Well, the reason why not is because they interrupt the stream of scientific evidence coming out of my mouth and they start to ask me questions that have nothing to do with what we can know through science. See, evangelism is like building a house. You have to start with the foundation, the walls, the plumbing, the electricity, etc., but you can’t know all the specific details about furniture and decorations at the beginning. But militant atheists don’t care that you are able to establish the foundations of Christian theism – they want to jump right to the very fine-grained details, and use that to justify not not building anything at all. Just as you are proving all the main planks of a theistic worldview with science, they start asking “am I going to Hell?” and telling you “God is immoral for killing Canaanite children”, etc. They want to stop the construction of the house by demanding that you build everything at once. But, it is much easier to accept miracles like the virgin birth if you have a God who created the universe first. The foundation comes first, it makes the later stuff easier to do.

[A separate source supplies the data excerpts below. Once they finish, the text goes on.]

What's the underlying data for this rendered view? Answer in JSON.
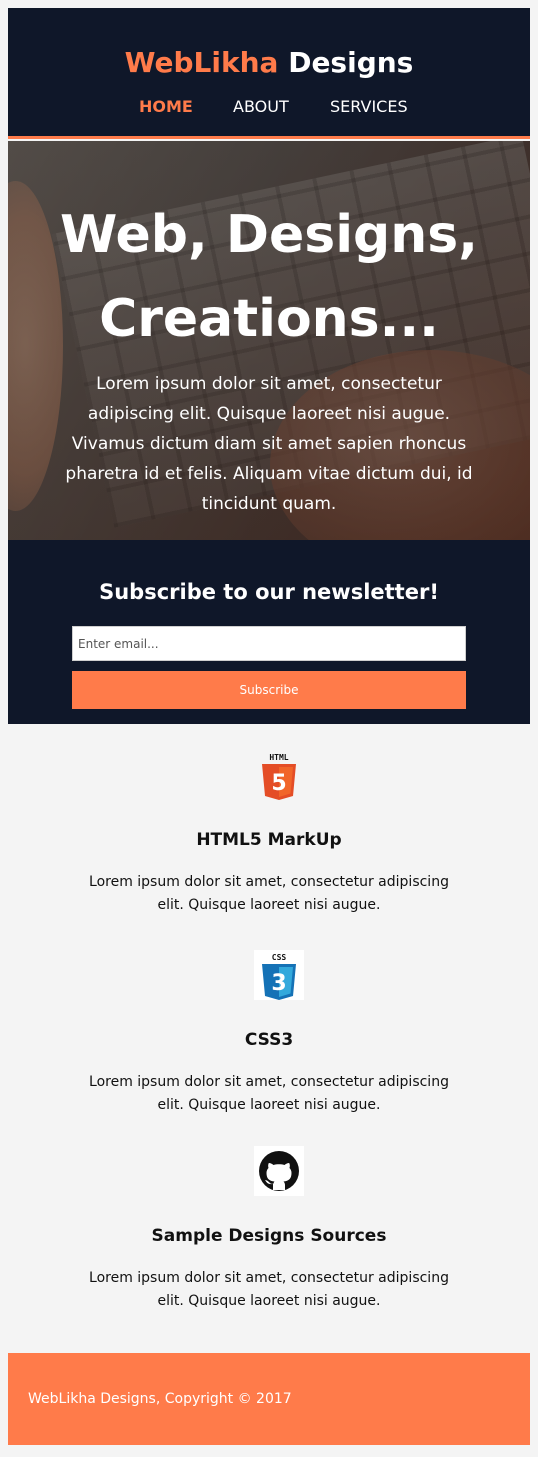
{
  "header": {
    "brand_accent": "WebLikha",
    "brand_rest": "Designs",
    "nav": [
      {
        "label": "HOME",
        "current": true
      },
      {
        "label": "ABOUT",
        "current": false
      },
      {
        "label": "SERVICES",
        "current": false
      }
    ]
  },
  "hero": {
    "title_line1": "Web, Designs,",
    "title_line2": "Creations...",
    "text": "Lorem ipsum dolor sit amet, consectetur adipiscing elit. Quisque laoreet nisi augue. Vivamus dictum diam sit amet sapien rhoncus pharetra id et felis. Aliquam vitae dictum dui, id tincidunt quam."
  },
  "newsletter": {
    "title": "Subscribe to our newsletter!",
    "email_placeholder": "Enter email...",
    "email_value": "",
    "button_label": "Subscribe"
  },
  "features": [
    {
      "icon": "html5-icon",
      "badge": "HTML",
      "number": "5",
      "title": "HTML5 MarkUp",
      "text": "Lorem ipsum dolor sit amet, consectetur adipiscing elit. Quisque laoreet nisi augue."
    },
    {
      "icon": "css3-icon",
      "badge": "CSS",
      "number": "3",
      "title": "CSS3",
      "text": "Lorem ipsum dolor sit amet, consectetur adipiscing elit. Quisque laoreet nisi augue."
    },
    {
      "icon": "github-icon",
      "title": "Sample Designs Sources",
      "text": "Lorem ipsum dolor sit amet, consectetur adipiscing elit. Quisque laoreet nisi augue."
    }
  ],
  "footer": {
    "text": "WebLikha Designs, Copyright © 2017"
  },
  "colors": {
    "accent": "#ff7b4a",
    "dark": "#0f1729",
    "background": "#f4f4f4",
    "html5_orange": "#e44d26",
    "css3_blue": "#1572b6"
  }
}
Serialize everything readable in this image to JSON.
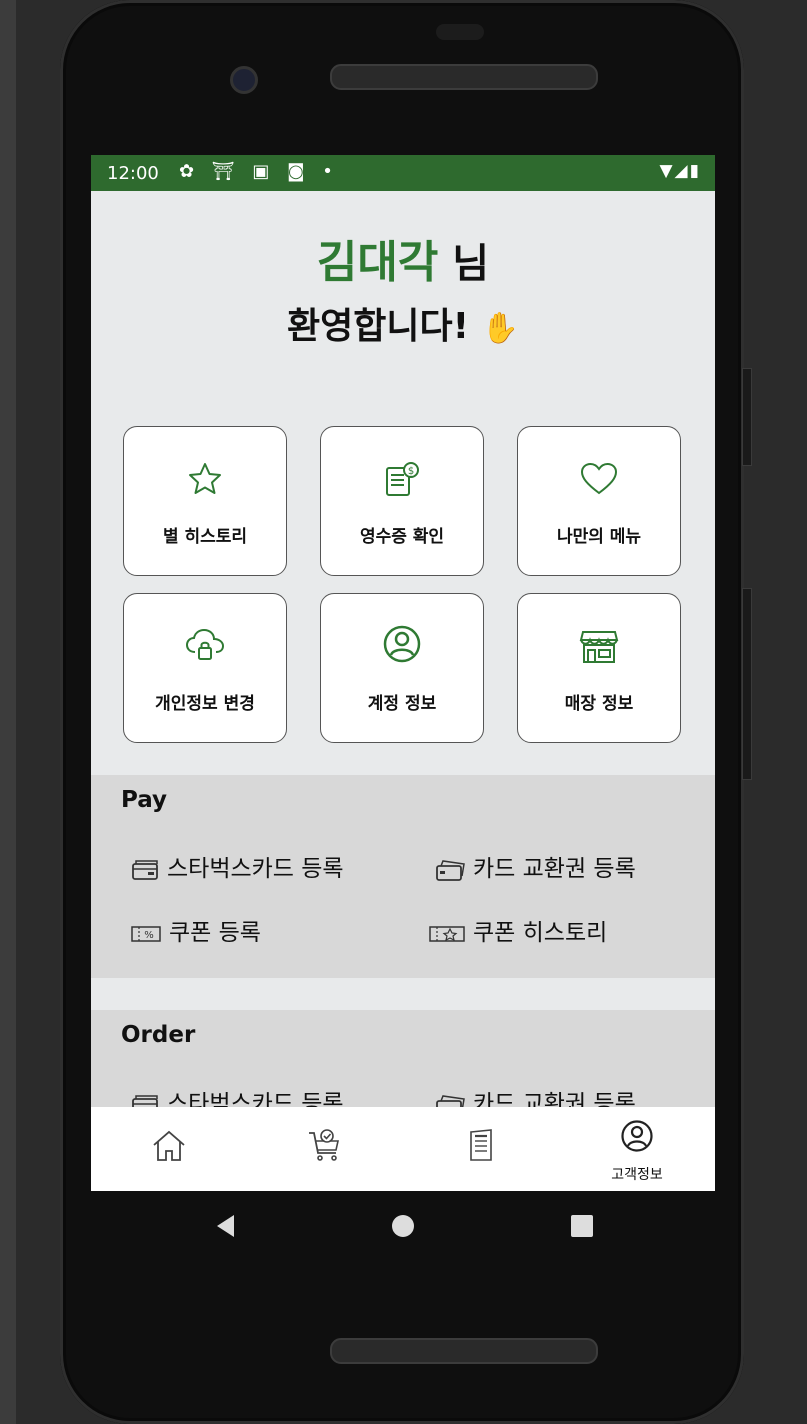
{
  "status_bar": {
    "time": "12:00",
    "left_icons": "✿ ⛩ ▣ ◙ •",
    "right_icons": "▼◢▮"
  },
  "greeting": {
    "name": "김대각",
    "honorific": " 님",
    "welcome": "환영합니다!",
    "emoji": "✋"
  },
  "tiles": [
    {
      "label": "별 히스토리",
      "icon": "star-icon"
    },
    {
      "label": "영수증 확인",
      "icon": "receipt-icon"
    },
    {
      "label": "나만의 메뉴",
      "icon": "heart-icon"
    },
    {
      "label": "개인정보 변경",
      "icon": "cloud-lock-icon"
    },
    {
      "label": "계정 정보",
      "icon": "account-icon"
    },
    {
      "label": "매장 정보",
      "icon": "store-icon"
    }
  ],
  "pay": {
    "title": "Pay",
    "items": [
      "스타벅스카드 등록",
      "카드 교환권 등록",
      "쿠폰 등록",
      "쿠폰 히스토리"
    ]
  },
  "order": {
    "title": "Order",
    "items": [
      "스타벅스카드 등록",
      "카드 교환권 등록"
    ]
  },
  "bottom_nav": [
    {
      "icon": "home-icon",
      "label": ""
    },
    {
      "icon": "cart-icon",
      "label": ""
    },
    {
      "icon": "menu-icon",
      "label": ""
    },
    {
      "icon": "customer-icon",
      "label": "고객정보"
    }
  ],
  "colors": {
    "accent": "#2f7a33",
    "status_bar": "#2e6a2e",
    "background": "#e8eaeb",
    "section": "#d8d8d8"
  }
}
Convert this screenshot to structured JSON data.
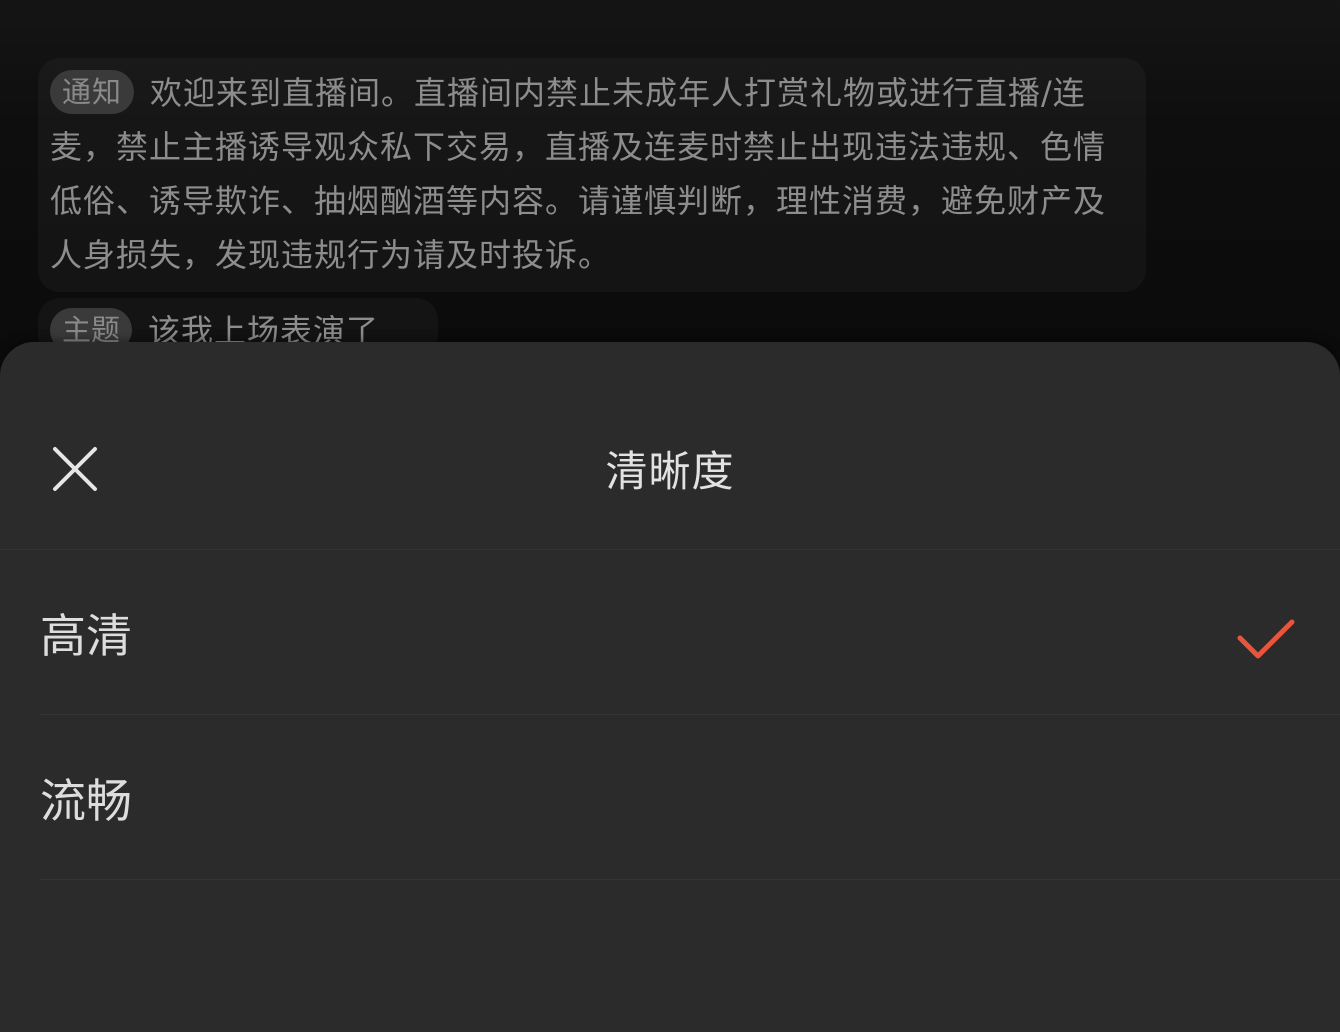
{
  "chat": {
    "notice": {
      "tag": "通知",
      "text": "欢迎来到直播间。直播间内禁止未成年人打赏礼物或进行直播/连麦，禁止主播诱导观众私下交易，直播及连麦时禁止出现违法违规、色情低俗、诱导欺诈、抽烟酗酒等内容。请谨慎判断，理性消费，避免财产及人身损失，发现违规行为请及时投诉。"
    },
    "topic": {
      "tag": "主题",
      "text": "该我上场表演了"
    }
  },
  "sheet": {
    "title": "清晰度",
    "close_icon": "close-icon",
    "options": [
      {
        "label": "高清",
        "selected": true
      },
      {
        "label": "流畅",
        "selected": false
      }
    ],
    "check_icon": "checkmark-icon",
    "check_color": "#e8553d"
  }
}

So rather than adjust their worldview to the strong scientific evidence, and then leave the puzzling about Hell and Old Testament history for later, they want to refute the good scientific arguments with “Am I going to Hell?”. How does complaining about Hell and unanswered prayer a response to scientific evidence? It’s not! But I think that this does explain why atheists remain atheists in the face of all the scientific evidence against naturalism. They insulate their worldview from the progress of science by focusing on their emotional disappointment that they are not God and that God isn’t doing what they want him to do. That’s the real issue. Authority and autonomy. In my experience, they are usually not accountable to science, although there are, thank God, exceptions to that rule.